Bob: “Wendy, I think we are ready for our facilitation training workshop with all the materials we identified. Let’s schedule this training.”

Me (Wendy): “Not so fast, Bob! Remember we saw different suggestions from people on how to have engaging meetings? We commented on them whenever we saw those suggestions. Maybe we should formally write them down, whether good or bad.”

Bob: “Thanks for reminding me, Wendy. I completely forgot about those. Yes, let’s write them all down.”

Me: “Cool. Let’s start with the suggestion of having a meeting agenda beforehand.”

Bob: “Didn’t we already discuss this? Having an agenda is just the bare minimum, it’s not enough to have an engaging and productive meeting.”

Me: “Exactly! Another suggestion that I’ve seen is to ensure there is a list of action items afterwards, then make sure people follow up.”

Bob: “We also talked about it before. While having a list of action items are good, the facilitators or meeting makers of the meeting is not the traffic cop to ensure people do the actions. We need people to own up to their actions and inspire them to follow up on their own.”

Me: “‘Inspire’ them?”

Bob: “It’s one way to say, make them want to do them, as in “what’s in it for them?” Remember our conversation on that?”

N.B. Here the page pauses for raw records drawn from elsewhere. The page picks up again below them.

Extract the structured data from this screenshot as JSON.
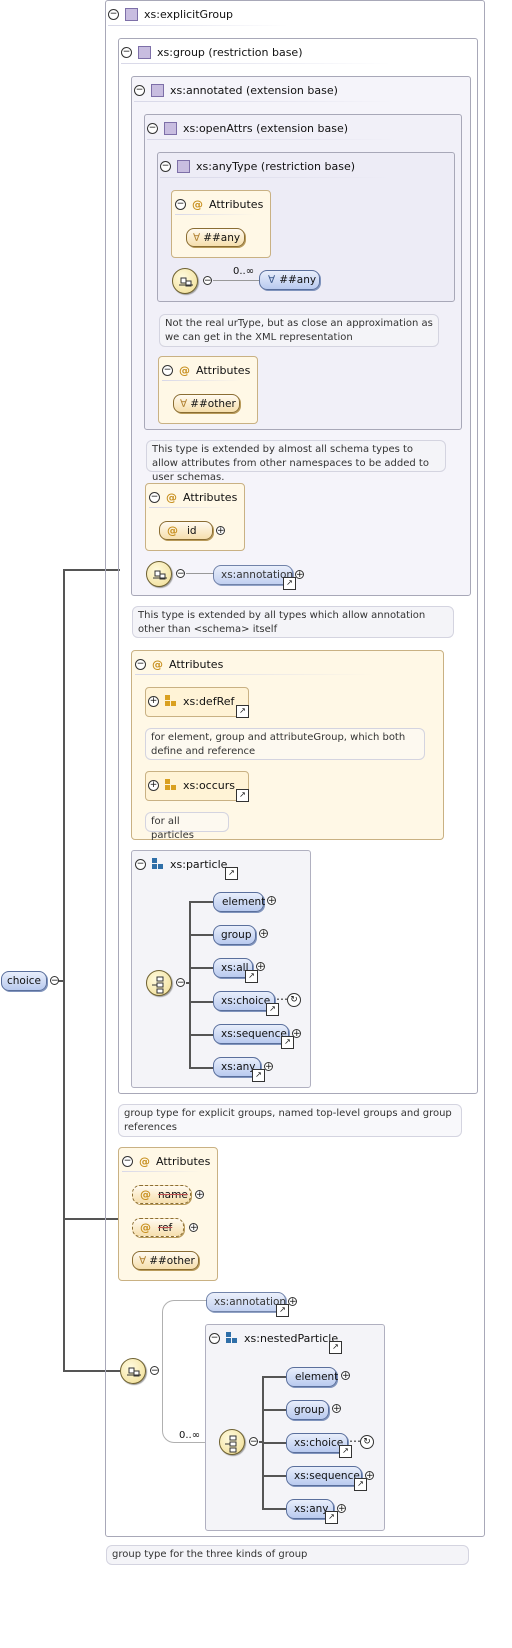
{
  "root": {
    "label": "choice"
  },
  "explicit_group": {
    "title": "xs:explicitGroup"
  },
  "group_restriction": {
    "title": "xs:group (restriction base)"
  },
  "annotated_extension": {
    "title": "xs:annotated (extension base)"
  },
  "openattrs_extension": {
    "title": "xs:openAttrs (extension base)"
  },
  "anytype_restriction": {
    "title": "xs:anyType (restriction base)",
    "attributes_title": "Attributes",
    "any_attribute": "##any",
    "occurs": "0..∞",
    "any_element": "##any",
    "note": "Not the real urType, but as close an approximation as we can get in the XML representation"
  },
  "openattrs_attributes": {
    "title": "Attributes",
    "other": "##other"
  },
  "openattrs_note": "This type is extended by almost all schema types to allow attributes from other namespaces to be added to user schemas.",
  "annotated_attributes": {
    "title": "Attributes",
    "id": "id"
  },
  "annotated_annotation": "xs:annotation",
  "annotated_note": "This type is extended by all types which allow annotation other than <schema> itself",
  "group_attributes": {
    "title": "Attributes",
    "defref": "xs:defRef",
    "defref_note": "for element, group and attributeGroup, which both define and reference",
    "occurs": "xs:occurs",
    "occurs_note": "for all particles"
  },
  "particle": {
    "title": "xs:particle",
    "items": [
      "element",
      "group",
      "xs:all",
      "xs:choice",
      "xs:sequence",
      "xs:any"
    ]
  },
  "explicit_note": "group type for explicit groups, named top-level groups and group references",
  "explicit_attributes": {
    "title": "Attributes",
    "name": "name",
    "ref": "ref",
    "other": "##other"
  },
  "sequence": {
    "annotation": "xs:annotation",
    "occurs": "0..∞",
    "nested_title": "xs:nestedParticle",
    "items": [
      "element",
      "group",
      "xs:choice",
      "xs:sequence",
      "xs:any"
    ]
  },
  "bottom_note": "group type for the three kinds of group",
  "icons": {
    "expand": "circle-minus-icon",
    "collapse": "circle-plus-icon",
    "type": "complex-type-cube-icon",
    "attribute": "at-sign-icon",
    "any": "wildcard-icon",
    "sequence": "sequence-compositor-icon",
    "choice": "choice-compositor-icon",
    "link": "reference-arrow-icon"
  },
  "colors": {
    "element_pill": "#b9caef",
    "attribute_pill": "#f6dfad",
    "attribute_box": "#fff8e6",
    "type_cube": "#c8bde0"
  }
}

Me: “Ah! I get it now. “Inspire”! You’re funny, Bob!”

Bob *blushes*

Me: “Ok, how about ice breakers?”

Bob: “I love them. But why do we need them? What’s their real value? I want to hear what you think first

Me: “Ice breakers are a way to engage people in a lighthearted way. It can help set the mood at the very beginning. It’s especially helpful for people to just take a breath with something that doesn’t involve too much brain power.” 

Bob: “Right. However, instead of any random ice breakers, we can use the ice breaker to get people in the right mind of that meeting. Remember we played a word game before? The word we chose was long, but it was related to the meeting goal. We asked people how many other words they can come up with using the letters in the word. That way, it’s fun and light-hearted, but people are staring at that word from the beginning.”

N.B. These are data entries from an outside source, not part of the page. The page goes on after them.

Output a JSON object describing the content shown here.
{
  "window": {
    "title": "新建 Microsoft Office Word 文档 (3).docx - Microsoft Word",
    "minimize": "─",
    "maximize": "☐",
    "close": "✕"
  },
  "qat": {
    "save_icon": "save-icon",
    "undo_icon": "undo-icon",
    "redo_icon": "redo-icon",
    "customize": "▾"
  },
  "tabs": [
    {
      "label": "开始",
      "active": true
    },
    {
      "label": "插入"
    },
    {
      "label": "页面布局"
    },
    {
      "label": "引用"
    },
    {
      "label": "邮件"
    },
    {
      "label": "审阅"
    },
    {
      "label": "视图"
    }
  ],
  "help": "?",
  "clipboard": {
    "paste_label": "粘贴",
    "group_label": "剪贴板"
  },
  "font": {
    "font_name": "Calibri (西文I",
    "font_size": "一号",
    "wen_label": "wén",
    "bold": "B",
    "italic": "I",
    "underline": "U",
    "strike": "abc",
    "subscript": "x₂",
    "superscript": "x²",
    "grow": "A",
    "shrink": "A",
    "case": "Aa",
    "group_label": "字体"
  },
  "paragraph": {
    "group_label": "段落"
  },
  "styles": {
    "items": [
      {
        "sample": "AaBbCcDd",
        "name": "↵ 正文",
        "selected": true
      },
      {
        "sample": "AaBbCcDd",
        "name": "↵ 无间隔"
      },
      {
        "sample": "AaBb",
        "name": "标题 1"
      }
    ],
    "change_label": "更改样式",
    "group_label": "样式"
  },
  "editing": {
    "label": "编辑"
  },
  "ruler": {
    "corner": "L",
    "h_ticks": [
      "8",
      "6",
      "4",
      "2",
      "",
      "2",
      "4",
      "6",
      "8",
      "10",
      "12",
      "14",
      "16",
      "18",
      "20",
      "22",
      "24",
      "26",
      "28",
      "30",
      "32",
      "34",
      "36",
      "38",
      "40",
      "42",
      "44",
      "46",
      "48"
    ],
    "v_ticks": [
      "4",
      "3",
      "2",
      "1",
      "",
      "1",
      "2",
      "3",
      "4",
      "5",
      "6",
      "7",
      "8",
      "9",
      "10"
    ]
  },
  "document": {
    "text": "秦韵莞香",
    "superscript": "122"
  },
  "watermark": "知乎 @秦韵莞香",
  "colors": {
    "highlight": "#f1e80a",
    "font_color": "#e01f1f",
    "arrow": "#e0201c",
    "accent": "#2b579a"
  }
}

Me: “Yea! Like a subliminal message! lol!”

Bob: “The most important thing – ice breakers need to be short and sweet, and not take away from the actual meeting itself. We should make sure to teach people that. I’ve seen some meetings devolve because people were having too much fun with the ice breaker, and it ate into the meeting itself.”

Me: “Yes. It is important that ice breakers are short, light, and have some connection to the meeting. But, in some instances you might not want to directly connect it. You may want to achieve a slightly different purpose.”

Bob: “Oh? What’s that?”

Me: “Sometimes they can be used to build better team connection and the relationships with one another.”